Gymnastics is also worth a try as it’s fun physical activity in a save environment. They need to start before 5 really as every club round here has a 2 year waiting list.

Thing is, i know parents who thought young kids and activites were “pushy parents”, and were foing to wait until their kids asked to try an activity. My argument was a) how does a young child know ballet even exists, unless you expose them to it, and b) about 7-9 is peak time for realisation and requests, by which age there’s usually a massive waiting list. Which held true when those parents came to me in years 3 and 4 to ask if i could get their kids into dd’s classes, as everywhere was full. You say abouth performance and dancing, but if she’s never been to a class how does she know if she’ll like it? Many do free 1st session, so maybe arrange 1 and see how it goes?

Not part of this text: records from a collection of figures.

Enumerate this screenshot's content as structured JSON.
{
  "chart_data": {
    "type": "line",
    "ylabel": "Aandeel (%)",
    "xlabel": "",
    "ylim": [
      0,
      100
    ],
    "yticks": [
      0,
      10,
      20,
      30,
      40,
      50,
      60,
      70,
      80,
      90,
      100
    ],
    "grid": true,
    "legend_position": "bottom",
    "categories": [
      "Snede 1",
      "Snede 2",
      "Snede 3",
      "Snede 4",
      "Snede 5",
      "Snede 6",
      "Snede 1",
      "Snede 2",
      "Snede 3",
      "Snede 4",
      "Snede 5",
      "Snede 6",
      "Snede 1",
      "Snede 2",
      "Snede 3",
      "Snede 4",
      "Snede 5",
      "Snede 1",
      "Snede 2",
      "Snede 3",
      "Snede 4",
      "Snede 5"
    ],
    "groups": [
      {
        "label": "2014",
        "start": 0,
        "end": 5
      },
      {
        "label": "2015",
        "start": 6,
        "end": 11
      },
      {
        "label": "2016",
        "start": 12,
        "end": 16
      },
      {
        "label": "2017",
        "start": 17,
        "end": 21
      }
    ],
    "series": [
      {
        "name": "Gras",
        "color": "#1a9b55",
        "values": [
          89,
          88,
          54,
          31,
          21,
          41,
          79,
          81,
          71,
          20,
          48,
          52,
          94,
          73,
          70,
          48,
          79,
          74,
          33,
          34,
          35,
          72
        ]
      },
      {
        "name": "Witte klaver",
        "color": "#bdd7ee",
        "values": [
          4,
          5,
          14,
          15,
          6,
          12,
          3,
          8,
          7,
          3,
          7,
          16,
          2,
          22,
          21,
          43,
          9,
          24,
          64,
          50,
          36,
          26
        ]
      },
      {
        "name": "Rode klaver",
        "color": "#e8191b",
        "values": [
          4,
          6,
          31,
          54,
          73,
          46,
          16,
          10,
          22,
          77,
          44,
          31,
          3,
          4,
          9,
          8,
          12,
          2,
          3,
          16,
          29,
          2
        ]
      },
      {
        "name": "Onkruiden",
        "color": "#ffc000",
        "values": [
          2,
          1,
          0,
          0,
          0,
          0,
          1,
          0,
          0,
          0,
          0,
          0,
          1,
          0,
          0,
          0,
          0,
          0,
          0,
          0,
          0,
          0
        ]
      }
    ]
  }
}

It’s up to you. I do think physical activity is a good habit to set up though.

steppemum Tue 23-Jan-18 09:45:13

just to say by contrast, his sister would be out 7 nights a week if she could, she is the ultimate 'joiner in' type person.

JessiCake Tue 23-Jan-18 09:46:13

Thanks steppemum that is very well put and I can see exactly what you mean. I can see that DD just wants to kind of potter around at the end of the day in her own space and doing totally her own thing (with me involved too, usually) which makes sense after a long day of obeying rules and structure.